Nei giorni in cui le cronache sono occupate nel senso più tragico da episodi di aggressioni di cani ai padroni o alle parti più indifese delle loro famiglie, abbiamo ragionato con gli esperti del settore per capire di più di un dibattito che va dalle richieste di eliminare specie in vendita, all'eterna tesi del patentino per proprietari, fino all'imposizione di divieti di allevare o vendere razze canine specifiche. Come, per esempio, quella dei pitbull.

Considerarli un rischio e sconsigliarne in assoluto l'adozione non renderebbe giustizia ad una realtà che risulta in ogni caso variegata. Secondo gli esperti ogni considerazione deve partire dalla consapevolezza. 
Nel caso dei pitbull, razza particolarmente diffusa in Gran Bretagna e ormai anche per moda comune e frequente ovunque, si tratta di esemplari particolarmente consigliati per persone con esperienza sul fronte della gestione canina, in un dibattito che non vede vie di mezzo tra chi li ritiene pericolosi e chi imputa la pericolosità all'incompetenza dei padroni.

Ma "se parliamo di esperienza clinica personale - racconta la veterinaria Margherita Marchese - tutti i cani pitbull o simili con cui mi sono trovata a lavorare si sono dimostrati molto pazienti, collaborativi. Forse per conformazione e tipo di cane sono in cima alla lista tra i più collaborativi. Quelli almeno che non manifestano aggressività ma questo è un tema che vale per pitbull come per pastori tedeschi: ce n'è per tutti".

Ad esempio quando si tratta di animali che provengono da avventure di vita non semplici.
"Il problema - prosegue la veterinaria con studio a Pegli - è che il pitbull non è una razza riconosciuta dall'Enci, ci sono regolamentazioni ma c'è un'altra faccia della medaglia costituita dagli allevamenti, casalinghi o improvvisati, che possono essere pericolosi. Non conoscendo la genealogia di un cane il rischio è di fare accoppiare animali con discendenze aggressive, che possano trasmetterle ai cuccioli". Una caratteristica che è legata anche a fattori genetici o neurologici del cane. 

"Quando si verificano atti di aggressione - prosegue Margherita Marchese - bisognerebbe prenderli tutti in considerazione per capire cosa avrebbe potuto influire di più. Sono cani che sanno essere molto docili e buoni in famiglia. Ma se dovessi, consiglierei di affidarsi fin da subito, dai primi mesi di vita del cane, ad educatori cinofili professionisti, facendolo abituare da subito all'iterazione sia con l'uomo che con i propri simili.
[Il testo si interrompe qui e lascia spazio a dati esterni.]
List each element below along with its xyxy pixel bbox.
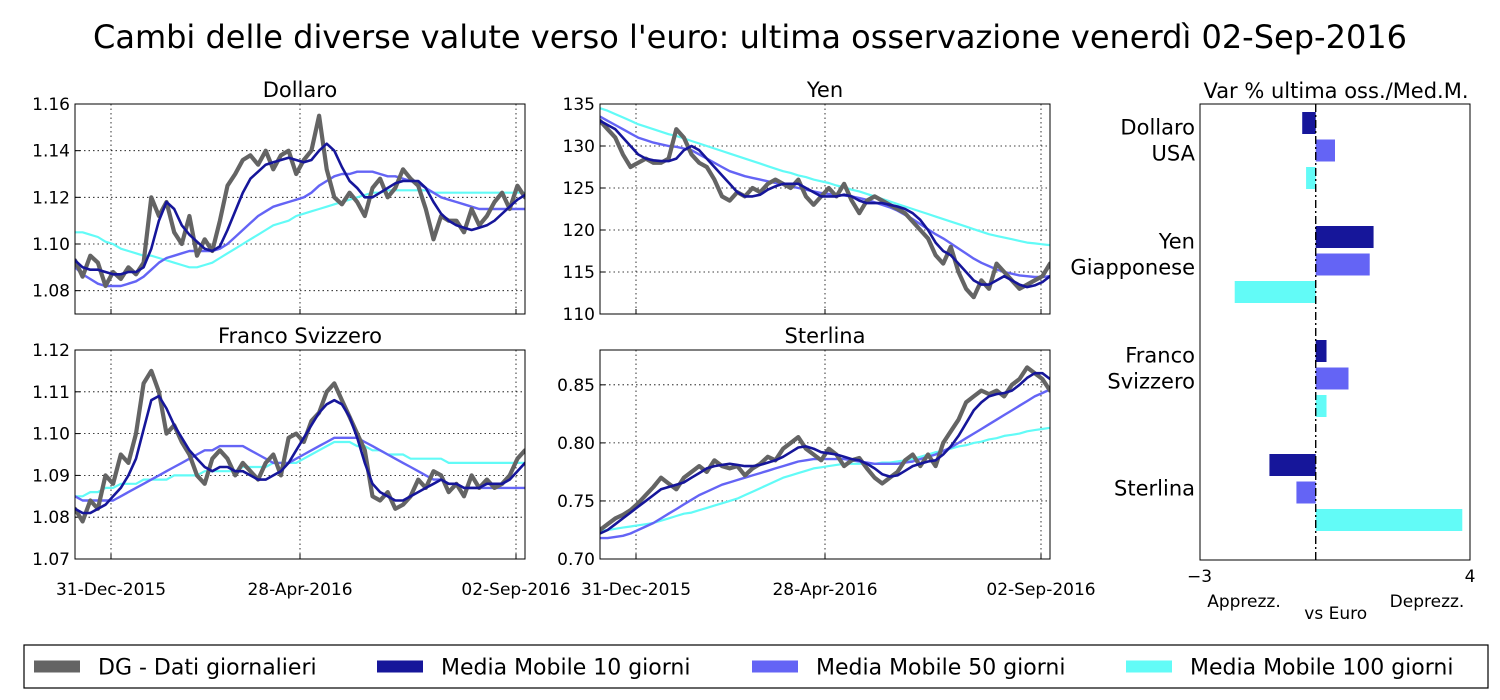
- sterlina-line-ma50: [600, 388, 1050, 540]
- dollaro-panel: Dollaro 1.08 1.10 1.12 1.14 1.16: [32, 78, 526, 315]
- legend-swatch-ma100: [1126, 660, 1172, 673]
- yen-ytick-label: 125: [563, 179, 595, 199]
- var-xtick-label: −3: [1187, 567, 1212, 587]
- dollaro-ytick-label: 1.12: [32, 188, 70, 208]
- dollaro-series-group: [75, 113, 525, 289]
- var-category-label: Yen: [1158, 229, 1195, 253]
- legend-swatch-ma10: [377, 660, 423, 673]
- var-category-label: Svizzero: [1107, 369, 1195, 393]
- var-xtick-label: 4: [1465, 567, 1476, 587]
- legend: DG - Dati giornalieri Media Mobile 10 gio…: [23, 644, 1489, 689]
- sterlina-line-ma10: [600, 371, 1050, 535]
- franco-ytick-label: 1.12: [32, 341, 70, 361]
- franco-ytick-label: 1.10: [32, 425, 70, 445]
- var-bar-ma50: [1315, 367, 1349, 390]
- franco-title: Franco Svizzero: [218, 324, 382, 348]
- franco-ytick-label: 1.09: [32, 466, 70, 486]
- franco-xtick-label: 02-Sep-2016: [461, 580, 570, 600]
- var-bar-ma100: [1315, 395, 1327, 417]
- franco-xtick-label: 28-Apr-2016: [247, 580, 352, 600]
- yen-series-group: [600, 107, 1050, 300]
- sterlina-xtick-label: 02-Sep-2016: [986, 580, 1095, 600]
- sterlina-ytick-label: 0.70: [557, 550, 595, 570]
- var-bar-ma10: [1315, 226, 1374, 248]
- var-bar-ma10: [1315, 340, 1327, 362]
- dollaro-title: Dollaro: [263, 78, 338, 102]
- yen-ytick-label: 135: [563, 95, 595, 115]
- dollaro-line-ma50: [75, 170, 525, 288]
- franco-xtick-label: 31-Dec-2015: [56, 580, 166, 600]
- dollaro-line-ma10: [75, 142, 525, 276]
- legend-swatch-ma50: [752, 660, 798, 673]
- legend-label-ma10: Media Mobile 10 giorni: [441, 656, 690, 681]
- var-bar-ma10: [1269, 454, 1316, 476]
- dollaro-ytick-label: 1.08: [32, 282, 70, 302]
- dollaro-ytick-label: 1.14: [32, 142, 70, 162]
- var-bar-ma100: [1306, 167, 1316, 189]
- var-xlabel: vs Euro: [1304, 604, 1367, 624]
- sterlina-line-dg: [600, 365, 1050, 533]
- var-bar-ma50: [1315, 253, 1370, 276]
- dollaro-ytick-label: 1.10: [32, 235, 70, 255]
- legend-swatch-dg: [34, 660, 80, 673]
- dollaro-ytick-label: 1.16: [32, 95, 70, 115]
- franco-ytick-label: 1.07: [32, 550, 70, 570]
- var-category-label: Franco: [1125, 343, 1195, 367]
- figure-title: Cambi delle diverse valute verso l'euro:…: [93, 18, 1407, 56]
- legend-label-ma50: Media Mobile 50 giorni: [816, 656, 1065, 681]
- yen-ytick-label: 130: [563, 137, 595, 157]
- franco-line-ma10: [75, 394, 525, 515]
- var-frame: [1199, 103, 1471, 561]
- franco-frame: [74, 349, 526, 560]
- dollaro-line-ma100: [75, 189, 525, 269]
- yen-line-dg: [600, 118, 1050, 300]
- sterlina-ytick-label: 0.80: [557, 434, 595, 454]
- franco-panel: Franco Svizzero 1.07 1.08 1.09 1.10 1.11 1.12 3…: [32, 324, 570, 600]
- var-deprezz-label: Deprezz.: [1390, 592, 1465, 612]
- sterlina-xtick-label: 31-Dec-2015: [581, 580, 691, 600]
- var-category-label: Giapponese: [1070, 255, 1195, 279]
- legend-label-dg: DG - Dati giornalieri: [98, 656, 317, 681]
- var-category-label: Sterlina: [1114, 476, 1195, 500]
- franco-ytick-label: 1.08: [32, 508, 70, 528]
- sterlina-frame: [599, 349, 1051, 560]
- sterlina-panel: Sterlina 0.70 0.75 0.80 0.85 31-Dec-2015 28-Ap…: [557, 324, 1095, 600]
- yen-panel: Yen 110 115 120 125 130 135: [563, 78, 1051, 325]
- sterlina-ytick-label: 0.75: [557, 492, 595, 512]
- franco-line-dg: [75, 368, 525, 524]
- var-apprezz-label: Apprezz.: [1207, 592, 1281, 612]
- yen-line-ma10: [600, 119, 1050, 289]
- var-category-label: Dollaro: [1120, 115, 1195, 139]
- var-bar-ma100: [1315, 509, 1463, 531]
- var-bar-ma50: [1315, 139, 1335, 162]
- sterlina-ytick-label: 0.85: [557, 376, 595, 396]
- var-category-label: USA: [1152, 141, 1196, 165]
- var-bar-ma100: [1234, 281, 1316, 303]
- sterlina-title: Sterlina: [785, 324, 866, 348]
- var-bar-ma50: [1296, 481, 1316, 504]
- sterlina-series-group: [600, 365, 1050, 540]
- yen-ytick-label: 110: [563, 305, 595, 325]
- var-title: Var % ultima oss./Med.M.: [1203, 79, 1468, 103]
- franco-ytick-label: 1.11: [32, 383, 70, 403]
- yen-title: Yen: [806, 78, 843, 102]
- franco-series-group: [75, 368, 525, 524]
- yen-ytick-label: 115: [563, 263, 595, 283]
- var-bar-ma10: [1302, 112, 1316, 134]
- legend-label-ma100: Media Mobile 100 giorni: [1190, 656, 1453, 681]
- franco-line-ma50: [75, 436, 525, 502]
- dollaro-frame: [74, 103, 526, 315]
- sterlina-line-ma100: [600, 426, 1050, 533]
- sterlina-xtick-label: 28-Apr-2016: [772, 580, 877, 600]
- yen-frame: [599, 103, 1051, 315]
- yen-ytick-label: 120: [563, 221, 595, 241]
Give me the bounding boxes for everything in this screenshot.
Il problema ulteriore è che spesso questi cani vengono presi un po' per moda, un po' per leggerezza, e ci si rivolge a figure professionali quando ormai si sono già verificati problemi comportamentali".

L'educatore cinofilo in questo contesto ha un ruolo fondamentale. "Sono cani di cui si parla tanto - sottolinea la veterinaria - perché hanno un carattere particolare, sangue Terrier, forte istinto predatorio, molta reattività ed emotività. E hanno bisogno di scaricare energia, giocando o con le passeggiate o socializzando. E questo un educatore lo sa e sa come trattare l'animale".  

"Non affidandosi a persone competenti - conclude - il rischio è di mettere questi cani in famiglia, trattandoli come un po' essere umani, un po' come animali da compagnia, e si rischia di trovarsi in casa una specie di 'bomba a orologeria' che non riesce a scaricare la sua energia ed emotività in un contesto che può essere esplosivo".